Tim peneliti berkesimpulan bahwa toleransi terhadap rasa sakit dapat diperbaiki dengan mengurangi kantuk. Dalam konteks ini adalah dengan menambah jam tidur. Namun melihat data penderita sleep apnea, ternyata menunjukkan hasil yang sama juga.
Orang yang mendengkur dengan henti nafas (sleep apnea), mempunyai kualitas tidur yang buruk. Akibatnya walau durasi tidur cukup, mereka tetap mengantuk. Kondisi ini disebut sebagai hipersomnia atau kantuk yang berlebihan. Menambah jam tidur pada orang yang ngorok tidak akan mengurangi kantuknya. Penelitian di tahun 2011, tunjukkan bahwa mengatasi mendengkur dapat meningkatkan toleransi terhadap rasa sakit.
Atasi dengkur dengan CPAP akan mengurangi henti nafas penderita dari 50 kali perjam menjadi 2 kali perjamnya. Setelah satu malam gunakan CPAP, penderita sleep apnea merasa segar di saat bangun dan dapat menahan rasa sakit 28% lebih lama.
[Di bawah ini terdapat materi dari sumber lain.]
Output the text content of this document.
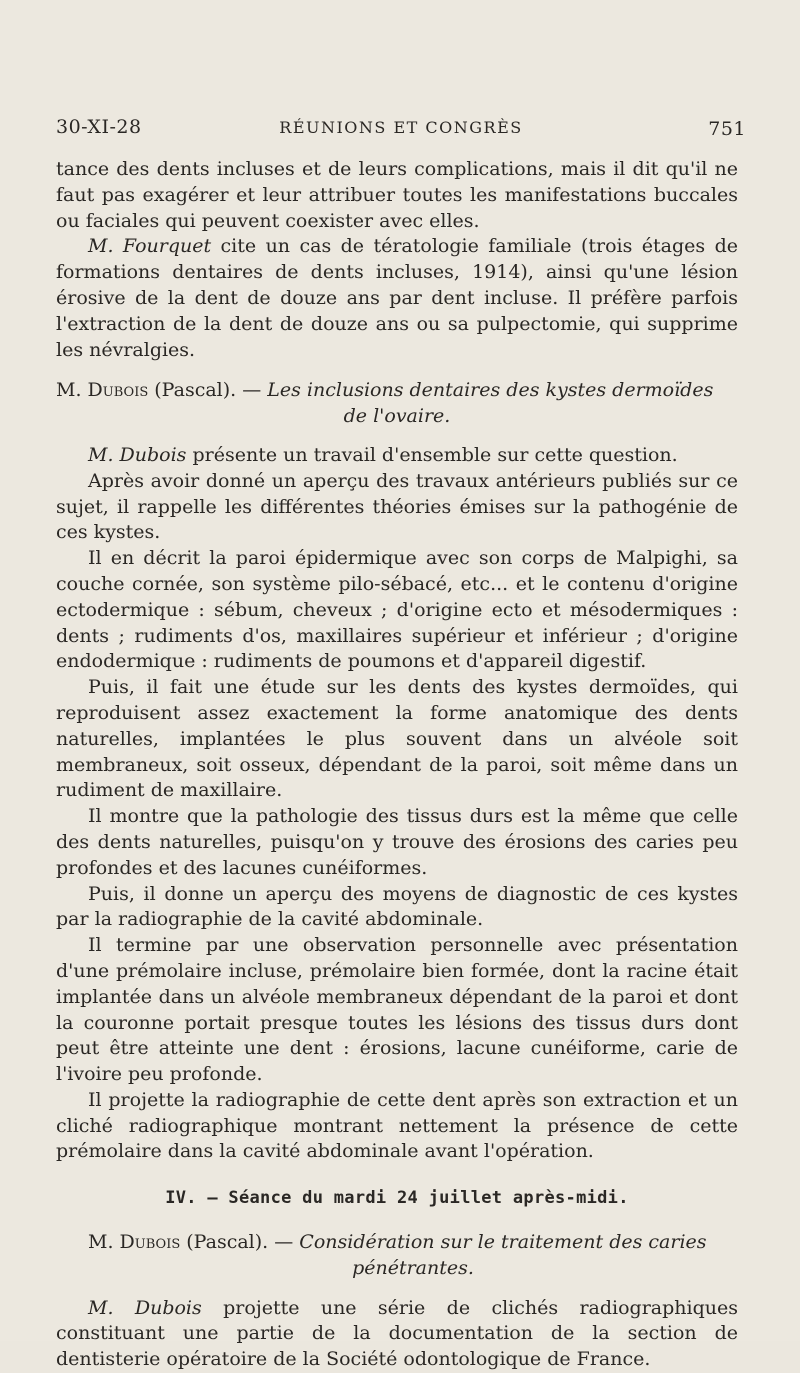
30-XI-28	RÉUNIONS ET CONGRÈS	751

tance des dents incluses et de leurs complications, mais il dit qu'il ne faut pas exagérer et leur attribuer toutes les manifestations buccales ou faciales qui peuvent coexister avec elles.

M. Fourquet cite un cas de tératologie familiale (trois étages de formations dentaires de dents incluses, 1914), ainsi qu'une lésion érosive de la dent de douze ans par dent incluse. Il préfère parfois l'extraction de la dent de douze ans ou sa pulpectomie, qui supprime les névralgies.

M. Dubois (Pascal). — Les inclusions dentaires des kystes dermoïdes
de l'ovaire.

M. Dubois présente un travail d'ensemble sur cette question.

Après avoir donné un aperçu des travaux antérieurs publiés sur ce sujet, il rappelle les différentes théories émises sur la pathogénie de ces kystes.

Il en décrit la paroi épidermique avec son corps de Malpighi, sa couche cornée, son système pilo-sébacé, etc... et le contenu d'origine ectodermique : sébum, cheveux ; d'origine ecto et mésodermiques : dents ; rudiments d'os, maxillaires supérieur et inférieur ; d'origine endodermique : rudiments de poumons et d'appareil digestif.

Puis, il fait une étude sur les dents des kystes dermoïdes, qui reproduisent assez exactement la forme anatomique des dents naturelles, implantées le plus souvent dans un alvéole soit membraneux, soit osseux, dépendant de la paroi, soit même dans un rudiment de maxillaire.

Il montre que la pathologie des tissus durs est la même que celle des dents naturelles, puisqu'on y trouve des érosions des caries peu profondes et des lacunes cunéiformes.

Puis, il donne un aperçu des moyens de diagnostic de ces kystes par la radiographie de la cavité abdominale.

Il termine par une observation personnelle avec présentation d'une prémolaire incluse, prémolaire bien formée, dont la racine était implantée dans un alvéole membraneux dépendant de la paroi et dont la couronne portait presque toutes les lésions des tissus durs dont peut être atteinte une dent : érosions, lacune cunéiforme, carie de l'ivoire peu profonde.

Il projette la radiographie de cette dent après son extraction et un cliché radiographique montrant nettement la présence de cette prémolaire dans la cavité abdominale avant l'opération.

IV. — Séance du mardi 24 juillet après-midi.

M. Dubois (Pascal). — Considération sur le traitement des caries
pénétrantes.

M. Dubois projette une série de clichés radiographiques constituant une partie de la documentation de la section de dentisterie opératoire de la Société odontologique de France.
Penelitian pun dilanjutkan dengan tidak menggunakan CPAP. Jadi penderita kembali ngorok dalam tidur. Henti nafas pun kembali menjadi 32 kali setiap jamnya, penderita kembali mengantuk dan ketahanannya terhadap rasa sakit menurun 17%.
Kesimpulan
Kesimpulannya mudah saja, dalam kondisi mengantuk kita cenderung mudah merasakan sakit. Sementara dengan menghilangkan kantuk, dengan cara menambah jam tidur atau mengobati mendengkur pada penderita sleep apnea, dapat meningkatkan ketahanan seseorang terhadap rasa sakit.
Tetapi para ahli belum dapat memastikan mekanisme yang melatar belakangi. Sementara ini, dihipotesakan bahwa aktivitas sitokin berperan besar. Rasa sakit adalah tanda utama dari adanya inflamasi. Banyak penelitian yang menunjukkan bagaimana proses gangguan tidur dan pengurangan tidur dapat mengaktifkan reaksi inflamasi yang dilihat dari meningkatnya kadar interleukin-6 dan tumor necrosis factor.
Terlepas dari mekanismenya, mengantuk jelas menurunkan ketahanan kita terhadap rasa sakit. Satu lagi manfaat kesehatan tidur kita dapatkan. Misalkan menjelang operasi, mungkin saja dokter alih-alih meresepkan obat penghilang rasa sakit, malah menyarankan menambah jam tidur sebagai persiapan operasi.